Paxlovid-Tabletten.AP/Stephanie Nano

Eine israelische Studie legt nahe, dass das Corona-Medikament des Pharmakonzerns Pfizer, Paxlovid, nur einen sehr geringen oder gar keinen Nutzen bei jüngeren Erwachsenen hat. Gleichzeitig kann die Pille offenbar das Risiko von Krankenhausaufenthalten und Todesfällen bei älteren Menschen reduzieren. 

Die Studie wurde unter 109.000 Corona-Patienten durchgeführt und zeigt offenbar, dass Paxlovid die Krankenhauseinweisungen bei Menschen ab 65 Jahren um etwa 75 Prozent reduzierte, wenn es kurz nach der Infektion verabreicht wurde. Bei jüngeren Erwachsenen wurde laut den Forschern „kein Nutzen“ gefunden.

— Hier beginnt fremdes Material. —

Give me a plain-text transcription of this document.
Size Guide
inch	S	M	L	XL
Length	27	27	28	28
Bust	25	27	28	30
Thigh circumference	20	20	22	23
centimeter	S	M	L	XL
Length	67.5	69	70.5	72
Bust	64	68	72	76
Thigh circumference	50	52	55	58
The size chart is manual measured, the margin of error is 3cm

Bundesgesundheitsminister Karl Lauterbach (SPD), der das Medikament eigenen Angaben zufolge selbst eingenommen hat, will laut einem RND-Bericht derweil versuchen, die Verschreibungszahlen von Paxlovid in Deutschland zu erhöhen. Hierzulande wurde das Medikament erst rund 30.000 mal verschrieben.